Yes. I tried this out. The difference seems clear now: If I try
to alter the content at some place, where some slices point to,
then all this slices will mirror the change. And if I alter* the
slice itself, it is not said, that it will point to the same
array. All right.
*And by alter, I mean: changing the topology in a way that is
incompatible with the previous underlying array.
> For what you want to do, this is probably your best option. The
> other is work with S by pointer, but then you can still use S
> as a value type. Structs are value types, classes are reference
> types. If you never want the behavior of a value type for a
> given type, use a class.
Yeah... this belongs to the conceptual part of my question. The
difference between structs as value types and classes as
reference types is more or less clear. The question is, how to
define when a behavior is not a value type behavior any more.
> postblit is often used to make sure you get a deep copy of an
> array or any reference types:
>
> struct S
> {
> int[] arr;
> this(this) {
> arr = arr.dup;
> }
> }
>
Ok, so this is far away from what I want.
So now the question which I still have: I want to reduce my slice
inside my struct 's' step by step.

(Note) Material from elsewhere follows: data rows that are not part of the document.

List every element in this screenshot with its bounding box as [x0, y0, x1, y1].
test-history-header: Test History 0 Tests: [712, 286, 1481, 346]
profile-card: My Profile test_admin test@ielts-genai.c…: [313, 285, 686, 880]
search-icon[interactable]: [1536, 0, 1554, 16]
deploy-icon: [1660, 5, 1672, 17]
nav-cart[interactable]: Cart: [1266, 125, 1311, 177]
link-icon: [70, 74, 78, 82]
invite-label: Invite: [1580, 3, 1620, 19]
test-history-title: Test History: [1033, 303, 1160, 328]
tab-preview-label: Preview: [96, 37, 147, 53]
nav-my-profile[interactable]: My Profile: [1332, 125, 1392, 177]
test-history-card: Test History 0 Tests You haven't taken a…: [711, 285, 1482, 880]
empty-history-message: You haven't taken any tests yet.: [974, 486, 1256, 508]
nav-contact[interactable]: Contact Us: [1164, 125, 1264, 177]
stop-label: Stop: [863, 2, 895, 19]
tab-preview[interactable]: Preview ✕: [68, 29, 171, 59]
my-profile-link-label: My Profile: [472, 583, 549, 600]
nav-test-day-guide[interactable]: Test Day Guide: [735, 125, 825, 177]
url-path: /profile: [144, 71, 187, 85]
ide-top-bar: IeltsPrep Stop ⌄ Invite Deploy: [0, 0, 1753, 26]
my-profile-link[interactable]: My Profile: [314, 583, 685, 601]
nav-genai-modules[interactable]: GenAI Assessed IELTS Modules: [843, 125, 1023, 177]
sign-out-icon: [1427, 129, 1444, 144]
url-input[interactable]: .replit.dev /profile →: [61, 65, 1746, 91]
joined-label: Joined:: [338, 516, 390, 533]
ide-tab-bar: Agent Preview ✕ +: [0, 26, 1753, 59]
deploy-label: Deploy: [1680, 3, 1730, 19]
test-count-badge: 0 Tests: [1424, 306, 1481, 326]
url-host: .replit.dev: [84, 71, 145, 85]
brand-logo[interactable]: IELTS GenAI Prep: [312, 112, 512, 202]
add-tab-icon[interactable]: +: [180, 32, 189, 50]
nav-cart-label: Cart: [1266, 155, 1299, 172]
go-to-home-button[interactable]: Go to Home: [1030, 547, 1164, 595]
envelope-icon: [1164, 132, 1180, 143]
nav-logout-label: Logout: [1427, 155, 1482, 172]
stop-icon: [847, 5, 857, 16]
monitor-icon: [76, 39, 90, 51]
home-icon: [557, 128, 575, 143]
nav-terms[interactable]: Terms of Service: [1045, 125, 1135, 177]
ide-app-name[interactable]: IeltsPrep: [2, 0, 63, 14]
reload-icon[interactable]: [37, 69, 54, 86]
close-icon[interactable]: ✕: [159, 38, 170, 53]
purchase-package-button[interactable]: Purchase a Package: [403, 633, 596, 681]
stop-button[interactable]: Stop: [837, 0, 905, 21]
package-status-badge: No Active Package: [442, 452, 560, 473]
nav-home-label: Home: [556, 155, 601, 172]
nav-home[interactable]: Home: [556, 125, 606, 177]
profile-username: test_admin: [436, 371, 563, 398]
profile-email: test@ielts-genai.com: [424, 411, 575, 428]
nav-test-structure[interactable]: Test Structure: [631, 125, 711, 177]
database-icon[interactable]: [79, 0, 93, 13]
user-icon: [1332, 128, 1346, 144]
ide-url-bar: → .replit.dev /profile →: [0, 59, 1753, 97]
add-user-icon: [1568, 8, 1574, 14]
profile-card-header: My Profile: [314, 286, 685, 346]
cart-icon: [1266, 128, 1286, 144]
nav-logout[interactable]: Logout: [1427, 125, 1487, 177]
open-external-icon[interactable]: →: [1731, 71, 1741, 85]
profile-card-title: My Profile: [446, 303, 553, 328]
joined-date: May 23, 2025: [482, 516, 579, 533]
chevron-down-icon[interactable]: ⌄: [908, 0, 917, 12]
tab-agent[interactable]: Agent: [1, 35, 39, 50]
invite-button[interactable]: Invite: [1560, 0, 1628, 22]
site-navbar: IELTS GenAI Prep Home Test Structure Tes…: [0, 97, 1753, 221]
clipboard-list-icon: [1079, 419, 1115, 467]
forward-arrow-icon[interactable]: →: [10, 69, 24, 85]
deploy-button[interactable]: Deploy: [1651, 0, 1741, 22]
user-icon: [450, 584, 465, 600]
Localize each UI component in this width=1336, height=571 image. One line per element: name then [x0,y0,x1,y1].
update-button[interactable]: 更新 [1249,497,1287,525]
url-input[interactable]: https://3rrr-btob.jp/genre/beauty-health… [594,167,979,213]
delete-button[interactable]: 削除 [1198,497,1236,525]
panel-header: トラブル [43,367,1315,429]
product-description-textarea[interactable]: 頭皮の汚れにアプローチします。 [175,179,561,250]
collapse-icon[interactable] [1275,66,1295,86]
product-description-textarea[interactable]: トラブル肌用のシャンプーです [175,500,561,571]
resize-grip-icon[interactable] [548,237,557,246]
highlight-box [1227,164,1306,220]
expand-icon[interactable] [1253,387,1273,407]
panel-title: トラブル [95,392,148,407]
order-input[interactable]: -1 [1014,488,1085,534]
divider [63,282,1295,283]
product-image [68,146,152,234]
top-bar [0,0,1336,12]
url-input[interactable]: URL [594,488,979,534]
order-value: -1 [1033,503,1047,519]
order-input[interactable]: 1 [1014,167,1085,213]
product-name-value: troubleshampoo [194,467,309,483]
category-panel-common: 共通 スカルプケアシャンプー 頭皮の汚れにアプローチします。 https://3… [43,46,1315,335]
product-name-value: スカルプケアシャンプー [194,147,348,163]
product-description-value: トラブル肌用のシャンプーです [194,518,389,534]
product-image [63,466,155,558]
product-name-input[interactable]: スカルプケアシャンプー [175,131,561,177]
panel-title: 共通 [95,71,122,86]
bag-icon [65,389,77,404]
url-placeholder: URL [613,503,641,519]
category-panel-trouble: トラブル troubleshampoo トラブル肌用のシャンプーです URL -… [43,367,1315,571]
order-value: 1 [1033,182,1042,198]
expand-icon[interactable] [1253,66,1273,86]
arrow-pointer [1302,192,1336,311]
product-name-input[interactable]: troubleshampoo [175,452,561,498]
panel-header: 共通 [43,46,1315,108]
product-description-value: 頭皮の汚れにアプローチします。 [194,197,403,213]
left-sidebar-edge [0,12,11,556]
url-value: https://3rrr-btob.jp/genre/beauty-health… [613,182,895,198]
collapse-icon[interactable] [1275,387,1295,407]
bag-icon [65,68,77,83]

So, the only operations I want
to make should not lead to a reallocation of the underlying
buffer.
But I want to control at which side (from the front, or from the
back) of the slice the reducing step should be made and, if there
are some other copies (or references) to the slice of the same
size (same size and same beginning point, indeed) they should be
reduced also.
Some comments to myself:
1. Concerning ***: if the pointer and length are passed by value
for each slice reference, then the simultaneous change is not
possible, as the 'topology' is passed by value.
2. Indeed, the simultaneity itself speaks in favor of using a
'class S' instead of a 'struct S'.
3. The only point I stumble on is, that the main feature in my
program is, that the underlying array, to which my slices refer
to never changes. So, I'm going to have more and more slices,
which are going to be smaller and smaller and each points to the
same underlying array without overlapping, but at each step,
there are as much copies of a single slice as elements it points
to. I hope this last point was not too weird.